A utilização de pedras, grades e espetos de ferro em diversos aparelhos públicos ou estabelecimentos comerciais são algumas das práticas vistas em diversas cidades do país que visam impedir que alguém possa utilizar aquela estrutura como um abrigo temporário, como proteção para uma noite de sono. Mais um instrumento de hostilidade contra essa população.
“O projeto de lei do senador Fabiano Contarato que veta o uso hostil da arquitetura já está no Congresso Nacional, vai passar pela Comissão de Constituição e Justiça para ir a plenário.

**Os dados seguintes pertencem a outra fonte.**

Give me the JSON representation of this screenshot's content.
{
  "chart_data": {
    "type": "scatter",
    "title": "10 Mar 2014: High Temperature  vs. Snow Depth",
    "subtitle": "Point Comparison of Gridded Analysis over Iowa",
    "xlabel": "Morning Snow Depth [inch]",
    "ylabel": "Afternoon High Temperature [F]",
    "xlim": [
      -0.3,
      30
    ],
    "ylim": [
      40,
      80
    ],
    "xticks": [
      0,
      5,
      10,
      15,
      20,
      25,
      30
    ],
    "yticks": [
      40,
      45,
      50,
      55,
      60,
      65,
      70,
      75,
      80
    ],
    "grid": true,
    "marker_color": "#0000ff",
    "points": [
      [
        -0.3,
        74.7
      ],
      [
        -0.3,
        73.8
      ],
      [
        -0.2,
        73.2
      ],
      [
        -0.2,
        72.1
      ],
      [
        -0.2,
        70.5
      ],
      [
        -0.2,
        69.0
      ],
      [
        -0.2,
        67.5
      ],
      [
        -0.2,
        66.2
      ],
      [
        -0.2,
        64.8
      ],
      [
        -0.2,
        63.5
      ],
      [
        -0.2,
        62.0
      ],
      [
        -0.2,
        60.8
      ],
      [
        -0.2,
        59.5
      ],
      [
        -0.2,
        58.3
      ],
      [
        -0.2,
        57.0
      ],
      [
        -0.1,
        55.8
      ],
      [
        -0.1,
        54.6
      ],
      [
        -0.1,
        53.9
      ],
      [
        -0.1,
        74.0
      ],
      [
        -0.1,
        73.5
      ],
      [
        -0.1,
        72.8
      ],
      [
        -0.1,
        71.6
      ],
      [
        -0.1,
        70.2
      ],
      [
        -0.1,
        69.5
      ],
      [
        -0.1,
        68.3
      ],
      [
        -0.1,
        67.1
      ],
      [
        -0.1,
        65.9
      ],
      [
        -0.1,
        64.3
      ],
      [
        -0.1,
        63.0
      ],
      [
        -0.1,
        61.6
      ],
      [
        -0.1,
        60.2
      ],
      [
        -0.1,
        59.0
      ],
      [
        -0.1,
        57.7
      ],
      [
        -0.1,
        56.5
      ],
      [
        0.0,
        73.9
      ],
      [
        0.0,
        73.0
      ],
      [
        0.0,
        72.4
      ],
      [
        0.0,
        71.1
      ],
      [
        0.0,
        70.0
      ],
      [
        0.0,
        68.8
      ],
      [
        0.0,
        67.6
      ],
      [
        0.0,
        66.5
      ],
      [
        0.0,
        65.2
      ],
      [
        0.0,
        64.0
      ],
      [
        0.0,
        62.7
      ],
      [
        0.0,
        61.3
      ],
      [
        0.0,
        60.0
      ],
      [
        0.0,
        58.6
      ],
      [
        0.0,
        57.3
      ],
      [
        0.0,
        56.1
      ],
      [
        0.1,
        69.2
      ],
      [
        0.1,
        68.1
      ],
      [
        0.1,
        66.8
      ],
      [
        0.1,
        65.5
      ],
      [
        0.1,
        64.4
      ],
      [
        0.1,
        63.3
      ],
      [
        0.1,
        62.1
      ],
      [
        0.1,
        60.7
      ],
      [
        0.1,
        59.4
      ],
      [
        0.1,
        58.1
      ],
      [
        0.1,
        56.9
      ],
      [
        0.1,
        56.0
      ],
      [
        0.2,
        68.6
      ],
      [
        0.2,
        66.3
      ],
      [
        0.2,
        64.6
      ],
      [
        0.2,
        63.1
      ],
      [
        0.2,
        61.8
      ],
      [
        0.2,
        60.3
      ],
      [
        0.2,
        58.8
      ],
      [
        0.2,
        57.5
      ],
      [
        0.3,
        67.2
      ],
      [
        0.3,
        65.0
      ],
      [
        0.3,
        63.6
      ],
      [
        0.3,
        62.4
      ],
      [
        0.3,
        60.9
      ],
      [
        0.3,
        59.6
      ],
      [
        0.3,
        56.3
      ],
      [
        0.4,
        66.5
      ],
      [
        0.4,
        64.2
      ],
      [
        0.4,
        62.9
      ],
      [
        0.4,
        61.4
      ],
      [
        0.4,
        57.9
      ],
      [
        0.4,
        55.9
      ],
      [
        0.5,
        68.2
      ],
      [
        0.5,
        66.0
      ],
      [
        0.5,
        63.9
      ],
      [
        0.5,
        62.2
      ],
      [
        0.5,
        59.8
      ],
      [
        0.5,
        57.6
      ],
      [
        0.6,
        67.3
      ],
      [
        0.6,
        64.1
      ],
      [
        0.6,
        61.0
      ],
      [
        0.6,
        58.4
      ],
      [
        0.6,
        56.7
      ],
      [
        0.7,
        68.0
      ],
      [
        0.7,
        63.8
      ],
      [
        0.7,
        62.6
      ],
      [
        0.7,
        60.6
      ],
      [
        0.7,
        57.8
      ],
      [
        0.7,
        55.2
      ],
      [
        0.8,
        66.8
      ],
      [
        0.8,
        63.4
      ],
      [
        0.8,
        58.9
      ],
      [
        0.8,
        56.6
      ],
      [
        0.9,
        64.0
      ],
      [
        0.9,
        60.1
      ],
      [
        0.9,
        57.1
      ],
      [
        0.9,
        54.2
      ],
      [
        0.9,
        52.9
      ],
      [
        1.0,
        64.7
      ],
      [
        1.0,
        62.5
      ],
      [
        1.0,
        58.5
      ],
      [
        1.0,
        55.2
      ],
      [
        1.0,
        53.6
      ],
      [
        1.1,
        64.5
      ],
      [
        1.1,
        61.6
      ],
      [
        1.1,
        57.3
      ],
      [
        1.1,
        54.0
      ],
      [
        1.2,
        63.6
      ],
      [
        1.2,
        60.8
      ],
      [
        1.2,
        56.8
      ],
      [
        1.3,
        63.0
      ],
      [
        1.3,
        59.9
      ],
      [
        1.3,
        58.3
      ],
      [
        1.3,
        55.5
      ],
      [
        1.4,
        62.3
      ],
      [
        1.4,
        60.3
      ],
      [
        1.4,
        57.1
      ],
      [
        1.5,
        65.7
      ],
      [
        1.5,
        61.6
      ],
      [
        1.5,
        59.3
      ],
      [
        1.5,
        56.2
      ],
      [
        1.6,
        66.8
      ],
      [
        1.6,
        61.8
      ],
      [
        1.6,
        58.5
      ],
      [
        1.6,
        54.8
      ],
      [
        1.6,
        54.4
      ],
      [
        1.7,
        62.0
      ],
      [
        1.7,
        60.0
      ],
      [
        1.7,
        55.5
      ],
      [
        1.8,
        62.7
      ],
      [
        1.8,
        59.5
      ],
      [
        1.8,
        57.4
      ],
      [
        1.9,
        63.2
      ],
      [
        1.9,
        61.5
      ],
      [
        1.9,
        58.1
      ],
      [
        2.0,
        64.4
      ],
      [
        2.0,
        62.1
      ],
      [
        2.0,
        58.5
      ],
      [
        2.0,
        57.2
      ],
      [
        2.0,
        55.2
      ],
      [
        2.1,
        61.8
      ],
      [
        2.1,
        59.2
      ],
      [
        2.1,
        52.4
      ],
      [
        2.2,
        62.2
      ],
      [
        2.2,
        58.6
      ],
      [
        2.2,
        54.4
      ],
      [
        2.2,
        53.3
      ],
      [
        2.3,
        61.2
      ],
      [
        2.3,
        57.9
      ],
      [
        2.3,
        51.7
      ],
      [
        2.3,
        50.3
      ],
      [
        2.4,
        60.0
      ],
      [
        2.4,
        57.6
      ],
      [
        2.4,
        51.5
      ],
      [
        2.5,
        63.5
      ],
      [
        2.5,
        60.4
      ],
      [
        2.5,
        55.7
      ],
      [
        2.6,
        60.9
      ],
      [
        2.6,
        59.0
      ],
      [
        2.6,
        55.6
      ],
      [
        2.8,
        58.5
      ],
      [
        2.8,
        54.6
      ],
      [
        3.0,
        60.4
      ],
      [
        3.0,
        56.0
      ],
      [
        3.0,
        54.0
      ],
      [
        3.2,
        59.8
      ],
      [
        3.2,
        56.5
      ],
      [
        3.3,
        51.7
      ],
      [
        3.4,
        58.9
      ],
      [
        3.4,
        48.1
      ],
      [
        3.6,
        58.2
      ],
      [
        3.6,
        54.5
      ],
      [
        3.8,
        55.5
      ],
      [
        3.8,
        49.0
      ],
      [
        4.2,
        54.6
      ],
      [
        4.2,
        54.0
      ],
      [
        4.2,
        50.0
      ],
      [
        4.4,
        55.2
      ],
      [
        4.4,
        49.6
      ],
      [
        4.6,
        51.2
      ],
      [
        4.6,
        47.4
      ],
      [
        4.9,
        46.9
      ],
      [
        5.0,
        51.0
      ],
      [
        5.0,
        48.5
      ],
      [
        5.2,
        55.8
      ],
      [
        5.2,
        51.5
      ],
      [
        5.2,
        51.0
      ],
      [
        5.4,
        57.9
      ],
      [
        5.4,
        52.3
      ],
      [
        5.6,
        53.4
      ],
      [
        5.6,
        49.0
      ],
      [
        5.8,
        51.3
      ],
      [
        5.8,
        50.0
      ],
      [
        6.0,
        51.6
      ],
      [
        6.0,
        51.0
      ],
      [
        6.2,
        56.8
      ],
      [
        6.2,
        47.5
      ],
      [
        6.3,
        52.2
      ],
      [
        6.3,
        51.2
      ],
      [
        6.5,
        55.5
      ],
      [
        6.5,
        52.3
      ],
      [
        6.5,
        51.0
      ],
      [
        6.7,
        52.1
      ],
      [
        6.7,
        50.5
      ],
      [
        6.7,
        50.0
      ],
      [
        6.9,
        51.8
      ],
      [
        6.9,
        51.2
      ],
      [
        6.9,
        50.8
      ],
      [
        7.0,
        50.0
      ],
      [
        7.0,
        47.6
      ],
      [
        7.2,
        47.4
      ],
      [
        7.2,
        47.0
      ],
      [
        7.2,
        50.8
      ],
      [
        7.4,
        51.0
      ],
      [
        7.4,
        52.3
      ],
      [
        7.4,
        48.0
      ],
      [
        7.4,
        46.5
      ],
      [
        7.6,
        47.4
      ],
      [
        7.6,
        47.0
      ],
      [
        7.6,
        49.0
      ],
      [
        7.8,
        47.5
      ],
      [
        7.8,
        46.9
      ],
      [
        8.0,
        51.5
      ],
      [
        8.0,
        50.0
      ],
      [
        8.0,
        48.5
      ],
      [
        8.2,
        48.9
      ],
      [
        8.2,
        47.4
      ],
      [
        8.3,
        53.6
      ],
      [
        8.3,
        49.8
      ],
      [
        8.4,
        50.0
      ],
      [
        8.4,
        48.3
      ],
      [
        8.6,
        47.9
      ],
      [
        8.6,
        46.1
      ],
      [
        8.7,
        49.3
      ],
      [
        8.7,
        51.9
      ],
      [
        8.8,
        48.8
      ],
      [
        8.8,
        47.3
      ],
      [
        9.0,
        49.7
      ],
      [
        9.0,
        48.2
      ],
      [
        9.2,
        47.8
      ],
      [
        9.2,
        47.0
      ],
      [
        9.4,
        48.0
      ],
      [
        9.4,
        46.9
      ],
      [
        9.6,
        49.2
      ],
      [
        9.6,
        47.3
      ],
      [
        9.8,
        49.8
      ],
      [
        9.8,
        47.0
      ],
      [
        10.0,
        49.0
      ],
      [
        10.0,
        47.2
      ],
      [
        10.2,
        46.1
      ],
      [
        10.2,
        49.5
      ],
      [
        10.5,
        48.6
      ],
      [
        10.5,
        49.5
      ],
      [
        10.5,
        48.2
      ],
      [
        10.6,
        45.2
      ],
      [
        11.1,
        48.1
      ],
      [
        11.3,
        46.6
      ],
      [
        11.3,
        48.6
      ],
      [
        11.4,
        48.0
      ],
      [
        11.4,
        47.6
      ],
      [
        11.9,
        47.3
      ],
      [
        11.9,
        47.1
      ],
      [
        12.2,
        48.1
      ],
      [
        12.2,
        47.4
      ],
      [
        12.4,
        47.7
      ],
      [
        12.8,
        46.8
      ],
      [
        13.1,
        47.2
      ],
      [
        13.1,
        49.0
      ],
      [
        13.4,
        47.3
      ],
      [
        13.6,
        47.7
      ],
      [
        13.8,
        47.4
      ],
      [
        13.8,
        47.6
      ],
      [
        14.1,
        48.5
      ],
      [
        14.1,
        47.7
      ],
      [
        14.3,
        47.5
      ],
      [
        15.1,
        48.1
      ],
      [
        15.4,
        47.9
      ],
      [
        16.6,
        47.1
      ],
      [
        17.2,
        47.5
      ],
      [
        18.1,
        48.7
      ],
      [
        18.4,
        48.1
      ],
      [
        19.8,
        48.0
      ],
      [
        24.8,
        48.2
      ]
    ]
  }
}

Já aqui em São Paulo passou por todas as comissões e vai para ser votado em plenário. É muito importante que nós acompanhemos esse projeto que está no Congresso Nacional, que a própria Defensoria Pública possa ir tomando conhecimento de tudo isso e tenha caminhos para responder e para vivenciar essa construção de um caminho que não seja de hostilizar”, ressaltou.
Seu trabalho no amparo aos mais vulneráveis ganhou maior projeção nacional durante o período pandêmico, quando, entre outras ações, propôs o uso da rede hoteleira ociosa pelo poder público para abrigar habitantes das ruas. Crítico da política de abrigos, defende a ampliação do sistema de locação social para oferecer mais uma alternativa de proteção a quem mais sofre com o período do inverno.
“É uma crueldade morar na rua. Aqui em São Paulo começou a se usar, como em vários lugares do Brasil, a rede hoteleira, muito bom. Temos que usar a rede hoteleira e temos que usar essa figura que já existe, uma figura jurídica, que é a locação social. A locação social é um caminho de humanização. Ninguém acha que é melhor ficar na rua. É que a gente usa um raciocínio binário, muito pobre, ou abrigo, ou rua. Não é, tem que ter locação social, tem que ter rede hoteleira, tem que ter outras possibilidades que não sejam abrigos, eles podem ser emergenciais como nesse momento, o frio é cruel e mata aqui em São Paulo e em grande parte do Brasil”, lamentou.